Batista, in the meanwhile, continued his dominance like he had from 2005. After breaking up with Triple H and Evolution, he faced The Game in the main event of WrestleMania 21, capturing the World Heavyweight Championship and concluding the period now-known as Triple H’s “Reign of terror”.

It presented an exciting period for WWE, because parallel to Batista, John Cena had his rise to the top, winning his first World title on the very same night. Batista was poised to be the face of Monday Night RAW while John Cena would be that of SmackDown. However, the draft in 2005 saw the two World Champions change brands. While John Cena began to get the polarizing status that he would hold for many years until 2015-16, Batista was having a great run as a babyface World Heavyweight Champion.

He saw much success on SmackDown, and his first reign didn’t end in defeat, but rather him vacating the championship due to an injury. This caused him to miss out on WrestleMania 22 in 2006. He would return on July of that year, and it took him another four months to finally regain the World Heavyweight Championship – in the very same arena where he vacated it.

With The Undertaker winning the Rumble and Batista being World Heavyweight Champion, a clash was inevitable. The Undertaker was made to choose between World Heavyweight Champion Batista, WWE Champion John Cena, and ECW Champion Bobby Lashley. He chose The Animal.

While they were both babyfaces, tensions would soon strike and in a match at No Way Out, they were forced to team up against WWE Champion John Cena and his title challenger at WrestleMania Shawn Michaels. Batista would end up costing his team the match, allowing Michaels to pin The Undertaker.

While Batista had respect when The Undertaker challenged him, there was none of it heading into WrestleMania 23. The rumor states that Batista and The Undertaker were both upset about the fact that they didn’t go on last, especially since The Undertaker was the Royal Rumble winner, and the Rumble winner was supposed to main event WrestleMania (as we would find, that doesn’t necessarily happen to be the case).

Regardless, it didn’t stop them from having a great match, and at the end, Batista ended up losing the World title to The Undertaker, who expanded his mythical WrestleMania streak to 15-0. Following his loss, Batista didn’t say much apart from the fact that he wanted an immediate rematch. They would clash heads at Backlash, where they would both face the ten count and subsequently have a draw.

With their rivalry only getting tenser by the week, it would all culminate in a steel cage match on SmackDown. While we know what happened after, the match itself often gets overlooked. Batista and The Undertaker had great chemistry – this was established. However, the psychology and intensity of the steel cage match was off the charts, and the hot crowd only added to it.

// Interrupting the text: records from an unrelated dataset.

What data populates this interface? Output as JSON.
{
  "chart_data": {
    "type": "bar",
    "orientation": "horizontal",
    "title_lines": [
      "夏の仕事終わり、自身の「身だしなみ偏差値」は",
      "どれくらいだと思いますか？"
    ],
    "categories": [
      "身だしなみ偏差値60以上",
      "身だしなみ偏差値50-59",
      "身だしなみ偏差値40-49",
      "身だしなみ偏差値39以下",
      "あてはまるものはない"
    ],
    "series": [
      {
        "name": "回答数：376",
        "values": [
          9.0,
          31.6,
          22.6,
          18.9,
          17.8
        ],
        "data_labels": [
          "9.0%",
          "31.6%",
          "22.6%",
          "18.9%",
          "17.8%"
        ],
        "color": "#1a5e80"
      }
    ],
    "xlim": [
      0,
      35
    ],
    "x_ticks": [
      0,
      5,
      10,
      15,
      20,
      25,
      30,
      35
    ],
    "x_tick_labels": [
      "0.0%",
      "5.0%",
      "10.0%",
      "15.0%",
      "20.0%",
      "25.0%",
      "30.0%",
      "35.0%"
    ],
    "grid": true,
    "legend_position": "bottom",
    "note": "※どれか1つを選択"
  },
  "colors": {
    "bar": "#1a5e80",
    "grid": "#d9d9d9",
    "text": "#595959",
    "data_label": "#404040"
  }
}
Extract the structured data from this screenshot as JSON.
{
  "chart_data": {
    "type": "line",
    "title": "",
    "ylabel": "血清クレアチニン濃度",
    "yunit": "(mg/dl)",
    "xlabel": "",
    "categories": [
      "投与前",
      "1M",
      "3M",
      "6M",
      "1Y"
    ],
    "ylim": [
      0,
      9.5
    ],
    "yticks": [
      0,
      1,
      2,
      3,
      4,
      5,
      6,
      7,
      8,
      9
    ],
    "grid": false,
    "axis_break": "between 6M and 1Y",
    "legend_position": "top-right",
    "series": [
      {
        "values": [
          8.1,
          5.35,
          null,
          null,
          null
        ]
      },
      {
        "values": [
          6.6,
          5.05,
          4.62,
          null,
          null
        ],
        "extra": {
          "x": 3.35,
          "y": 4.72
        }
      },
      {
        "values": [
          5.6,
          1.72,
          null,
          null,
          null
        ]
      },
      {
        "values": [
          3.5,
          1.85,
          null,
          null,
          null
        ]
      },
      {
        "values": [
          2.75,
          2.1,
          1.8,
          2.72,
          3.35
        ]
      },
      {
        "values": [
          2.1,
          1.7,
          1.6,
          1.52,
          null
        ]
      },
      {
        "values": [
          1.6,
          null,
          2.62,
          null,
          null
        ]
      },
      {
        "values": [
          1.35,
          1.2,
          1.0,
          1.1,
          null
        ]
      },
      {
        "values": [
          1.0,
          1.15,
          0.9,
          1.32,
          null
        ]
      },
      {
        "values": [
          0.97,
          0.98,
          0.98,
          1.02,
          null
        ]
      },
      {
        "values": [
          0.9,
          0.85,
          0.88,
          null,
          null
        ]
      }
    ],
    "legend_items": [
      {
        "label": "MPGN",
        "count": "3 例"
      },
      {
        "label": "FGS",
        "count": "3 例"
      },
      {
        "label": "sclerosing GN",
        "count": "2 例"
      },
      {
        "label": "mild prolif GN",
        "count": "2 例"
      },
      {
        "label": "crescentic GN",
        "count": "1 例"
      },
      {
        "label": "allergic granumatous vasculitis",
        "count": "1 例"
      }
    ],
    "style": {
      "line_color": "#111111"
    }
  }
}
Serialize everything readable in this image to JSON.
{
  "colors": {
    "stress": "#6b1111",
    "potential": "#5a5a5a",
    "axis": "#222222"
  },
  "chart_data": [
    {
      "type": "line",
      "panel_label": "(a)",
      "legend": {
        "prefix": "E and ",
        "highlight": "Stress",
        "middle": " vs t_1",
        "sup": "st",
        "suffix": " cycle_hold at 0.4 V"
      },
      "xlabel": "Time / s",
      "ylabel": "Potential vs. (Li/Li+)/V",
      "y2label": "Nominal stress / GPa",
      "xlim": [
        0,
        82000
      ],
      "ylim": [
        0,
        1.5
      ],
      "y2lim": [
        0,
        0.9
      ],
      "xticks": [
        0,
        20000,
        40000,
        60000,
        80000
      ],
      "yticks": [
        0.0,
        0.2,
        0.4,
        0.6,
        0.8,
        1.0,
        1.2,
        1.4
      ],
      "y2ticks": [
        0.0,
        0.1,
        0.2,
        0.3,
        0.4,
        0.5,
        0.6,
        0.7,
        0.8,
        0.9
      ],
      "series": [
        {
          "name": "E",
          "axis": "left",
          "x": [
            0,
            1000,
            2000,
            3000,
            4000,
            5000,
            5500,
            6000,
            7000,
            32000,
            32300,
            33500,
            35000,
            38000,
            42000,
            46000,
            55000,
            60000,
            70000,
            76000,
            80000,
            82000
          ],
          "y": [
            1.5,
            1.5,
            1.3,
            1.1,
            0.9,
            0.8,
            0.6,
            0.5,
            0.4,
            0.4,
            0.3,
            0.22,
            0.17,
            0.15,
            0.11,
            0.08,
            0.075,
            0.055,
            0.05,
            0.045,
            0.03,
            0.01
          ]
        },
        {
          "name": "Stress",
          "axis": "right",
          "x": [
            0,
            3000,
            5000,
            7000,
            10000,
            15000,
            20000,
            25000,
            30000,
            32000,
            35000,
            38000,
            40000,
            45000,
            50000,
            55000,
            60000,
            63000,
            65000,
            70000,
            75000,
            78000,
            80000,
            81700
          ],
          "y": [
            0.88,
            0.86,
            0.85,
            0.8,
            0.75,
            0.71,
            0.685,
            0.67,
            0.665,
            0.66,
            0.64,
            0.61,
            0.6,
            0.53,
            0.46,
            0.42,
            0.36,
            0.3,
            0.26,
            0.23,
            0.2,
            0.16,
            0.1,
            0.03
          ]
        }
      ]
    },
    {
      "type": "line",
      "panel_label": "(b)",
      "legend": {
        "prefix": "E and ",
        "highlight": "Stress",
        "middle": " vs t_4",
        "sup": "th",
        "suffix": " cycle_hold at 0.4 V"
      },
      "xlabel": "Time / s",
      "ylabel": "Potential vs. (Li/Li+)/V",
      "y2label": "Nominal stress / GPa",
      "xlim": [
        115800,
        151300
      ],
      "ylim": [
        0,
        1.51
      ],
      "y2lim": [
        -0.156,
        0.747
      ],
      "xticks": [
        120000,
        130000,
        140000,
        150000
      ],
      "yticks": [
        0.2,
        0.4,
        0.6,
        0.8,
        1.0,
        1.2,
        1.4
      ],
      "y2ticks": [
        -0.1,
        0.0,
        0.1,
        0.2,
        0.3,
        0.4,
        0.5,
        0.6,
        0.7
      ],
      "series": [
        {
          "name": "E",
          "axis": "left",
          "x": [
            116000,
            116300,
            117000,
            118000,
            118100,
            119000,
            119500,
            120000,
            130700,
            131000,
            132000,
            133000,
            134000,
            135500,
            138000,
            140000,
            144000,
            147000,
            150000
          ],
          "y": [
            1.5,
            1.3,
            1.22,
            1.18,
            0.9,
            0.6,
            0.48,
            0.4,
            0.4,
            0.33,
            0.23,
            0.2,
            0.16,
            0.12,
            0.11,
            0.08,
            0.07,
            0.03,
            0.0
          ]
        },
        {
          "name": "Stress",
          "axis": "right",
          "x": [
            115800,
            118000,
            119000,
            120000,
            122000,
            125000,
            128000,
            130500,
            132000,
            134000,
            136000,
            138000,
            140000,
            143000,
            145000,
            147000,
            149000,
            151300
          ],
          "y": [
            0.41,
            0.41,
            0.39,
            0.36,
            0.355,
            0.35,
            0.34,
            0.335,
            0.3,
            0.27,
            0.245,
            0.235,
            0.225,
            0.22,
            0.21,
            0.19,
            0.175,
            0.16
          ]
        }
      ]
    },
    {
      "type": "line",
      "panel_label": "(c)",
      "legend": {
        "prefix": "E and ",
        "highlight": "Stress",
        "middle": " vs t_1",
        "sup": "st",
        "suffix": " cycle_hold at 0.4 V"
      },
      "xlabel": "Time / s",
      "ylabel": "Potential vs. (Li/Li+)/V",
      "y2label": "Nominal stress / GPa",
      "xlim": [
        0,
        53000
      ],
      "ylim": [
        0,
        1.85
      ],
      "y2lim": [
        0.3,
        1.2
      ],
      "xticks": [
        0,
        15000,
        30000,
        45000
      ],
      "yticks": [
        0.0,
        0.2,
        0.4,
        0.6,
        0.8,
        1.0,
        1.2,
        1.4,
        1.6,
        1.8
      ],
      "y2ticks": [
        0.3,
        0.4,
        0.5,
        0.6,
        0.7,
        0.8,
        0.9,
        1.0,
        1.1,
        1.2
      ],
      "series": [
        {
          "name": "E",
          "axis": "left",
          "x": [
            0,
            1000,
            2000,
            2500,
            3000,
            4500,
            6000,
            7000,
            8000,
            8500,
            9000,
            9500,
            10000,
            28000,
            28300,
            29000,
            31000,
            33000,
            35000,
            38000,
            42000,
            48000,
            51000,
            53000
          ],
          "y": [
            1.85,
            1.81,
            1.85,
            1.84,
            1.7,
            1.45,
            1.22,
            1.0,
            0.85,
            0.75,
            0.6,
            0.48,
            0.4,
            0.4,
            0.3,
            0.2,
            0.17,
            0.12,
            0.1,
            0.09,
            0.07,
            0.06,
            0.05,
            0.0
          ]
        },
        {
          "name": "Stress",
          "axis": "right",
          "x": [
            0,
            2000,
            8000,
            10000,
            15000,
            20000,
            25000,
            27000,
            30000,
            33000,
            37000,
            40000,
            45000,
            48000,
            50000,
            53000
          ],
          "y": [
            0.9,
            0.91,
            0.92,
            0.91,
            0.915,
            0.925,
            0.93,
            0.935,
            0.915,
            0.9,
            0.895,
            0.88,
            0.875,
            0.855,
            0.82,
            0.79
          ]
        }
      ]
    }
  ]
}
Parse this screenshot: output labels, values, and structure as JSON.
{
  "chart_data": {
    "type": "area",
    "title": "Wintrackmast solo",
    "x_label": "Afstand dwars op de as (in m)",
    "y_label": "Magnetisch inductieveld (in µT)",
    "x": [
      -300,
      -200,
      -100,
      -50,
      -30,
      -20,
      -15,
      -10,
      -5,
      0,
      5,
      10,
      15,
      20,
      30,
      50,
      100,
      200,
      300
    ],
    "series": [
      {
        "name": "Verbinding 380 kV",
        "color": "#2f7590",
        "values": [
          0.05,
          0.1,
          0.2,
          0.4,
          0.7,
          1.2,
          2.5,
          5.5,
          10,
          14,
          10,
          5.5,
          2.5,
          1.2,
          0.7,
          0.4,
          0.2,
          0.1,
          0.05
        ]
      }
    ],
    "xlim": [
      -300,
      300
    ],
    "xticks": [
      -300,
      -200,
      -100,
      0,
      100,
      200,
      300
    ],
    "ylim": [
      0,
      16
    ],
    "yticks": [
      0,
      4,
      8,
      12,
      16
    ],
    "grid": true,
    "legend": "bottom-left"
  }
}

It turned out to be one of the most intense matches in SmackDown history, and perhaps even one of the greatest cage matches of all time, only below Bret Hart and Owen Hart‘s classic SummerSlam 1994 clash. It seemed like both competitors would lose the match at any given point, but the number of nearfalls showed the heart of each superstar and why they wanted it so bad.

You might be surprised about the fact that this match, too, ended in a draw after both men’s feet hit the floor. Their rivalry had come to a conclusion with an indecisive finish, but nothing can be taken away from just how incredible the match was. Mark Henry would attack The Undertaker after the match, allowing Edge to switch brands, cash in his Money in the Bank briefcase and subsequently win the World Heavyweight title.

The Undertaker wrestled through all of that with a torn right bicep. If that doesn’t speak of his toughness and will to continue, then nothing will. The steel cage match often gets overlooked, but it was the end of one of the best rivalries of the Ruthless Aggression era.